European stocks rose on Friday after falling on Wall Street overnight led by heavy selling of Apple and other technology stocks.
The more steady trading came after the rally in US stocks came to a sudden halt the previous day, as stocks in the largest US technology group fell sharply after staggering gains in recent weeks.
The MSCI broad gauge of stocks in developed and emerging markets fell 0.1 percent on Friday as modest gains in Europe were balanced by declines in several Asian markets. The gauge tumbled 2.5 percent on Thursday, in the heaviest selling since June.
Wall Street stocks were preparing to stabilize, with S&P 500 futures mainly stabilizing in European trading and futures, with the technology-focused Nasdaq 100 index dropping just 0.3 per cent after earlier sharp falls.
Analysts and investors said the heavy sell-off in the United States on Thursday marked a healthy reversal after the sharp gains from March’s lows that have seen the S&P 500 climb nearly 7 percent since the end of 2019.
“It just doesn’t look like a profit taking.” Robert Carnell, Head of Asia Pacific Research at ING, said, “The profits are huge, I give it to you.” This was not the turnover of stocks in bonds … this is not the return of “risk”.
In Europe, the continent-wide Stoxx 600 index rose 0.3 percent in early trade on Friday, with markets in London, Paris and Frankfurt recording similar gains. Markets in Asia recorded a stronger performance as the Australian S & P / ASX 200 index lost 3 percent.
The Hong Kong Hang Seng Index, which is sensitive to movements on Wall Street, fell 0.8 percent, and the Chinese CSI 300 Index of Shanghai and Shenzhen-listed shares fell 1 percent.
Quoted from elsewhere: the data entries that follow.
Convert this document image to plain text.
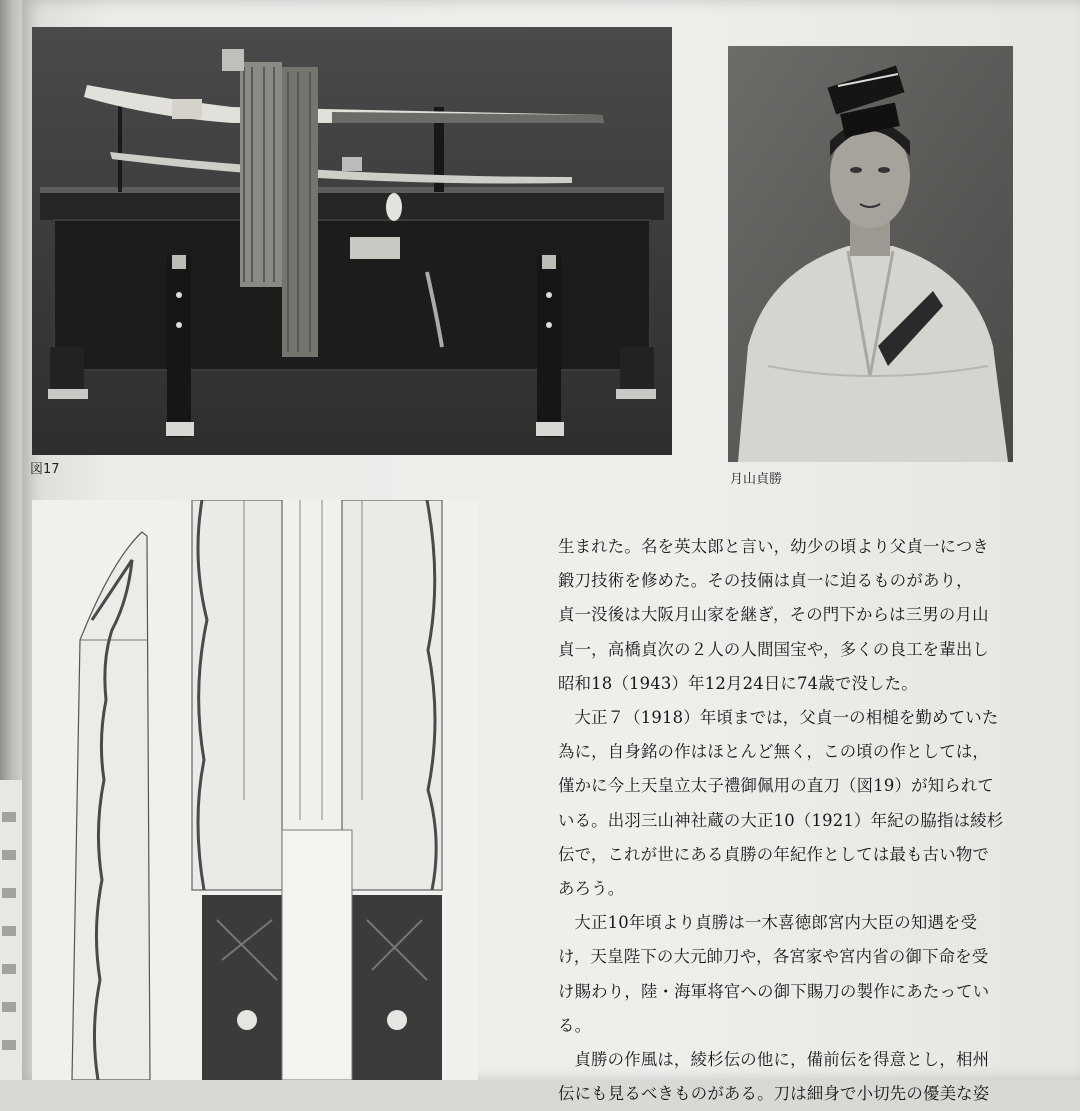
図17
月山貞勝

生まれた。名を英太郎と言い，幼少の頃より父貞一につき

鍛刀技術を修めた。その技倆は貞一に迫るものがあり，

貞一没後は大阪月山家を継ぎ，その門下からは三男の月山

貞一，高橋貞次の２人の人間国宝や，多くの良工を輩出し

昭和18（1943）年12月24日に74歳で没した。

大正７（1918）年頃までは，父貞一の相槌を勤めていた

為に，自身銘の作はほとんど無く，この頃の作としては，

僅かに今上天皇立太子禮御佩用の直刀（図19）が知られて

いる。出羽三山神社蔵の大正10（1921）年紀の脇指は綾杉

伝で，これが世にある貞勝の年紀作としては最も古い物で

あろう。

大正10年頃より貞勝は一木喜徳郎宮内大臣の知遇を受

け，天皇陛下の大元帥刀や，各宮家や宮内省の御下命を受

け賜わり，陸・海軍将官への御下賜刀の製作にあたってい

る。

貞勝の作風は，綾杉伝の他に，備前伝を得意とし，相州

伝にも見るべきものがある。刀は細身で小切先の優美な姿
Big tech stocks suffered hard on Thursday, with Apple falling 8 percent, wiping more than $ 150 billion from the company’s market value. Amazon, Alphabet, and Microsoft ended Thursday’s session down more than 4 percent.
The sell-off in US tech stocks extended to tech companies in China, with e-commerce conglomerate Alibaba down 6.7 percent and rival Tencent down 3.9 percent.
Investors and analysts have expressed growing concern that the monetary and fiscal stimulus has pushed stocks to unsustainable levels. Assessments appear to be stretching as the pandemic continues to spread and there is no Covid-19 vaccine in sight while the impending US presidential election in November adds to volatility.
“Corrections are expected in the market,” said Keri Craig, global market strategist at JPMorgan Asset Management. A market fueled by central bank generosity, economic surprises and record profits [performance] The last few months will not maintain its heady pace forever. ”
The dollar, which has weakened significantly during the pandemic, is trading steadily, with the main measure of its performance against the currencies of trading partners holding steady at 92.8, the lowest in nearly two years.
US government bond prices fell slightly in the run-up to the US payroll data, which is scheduled for release at 8.30am New York time. The yield on the benchmark 10-year Treasury note increased by 0.02 percentage point to 0.638 percent.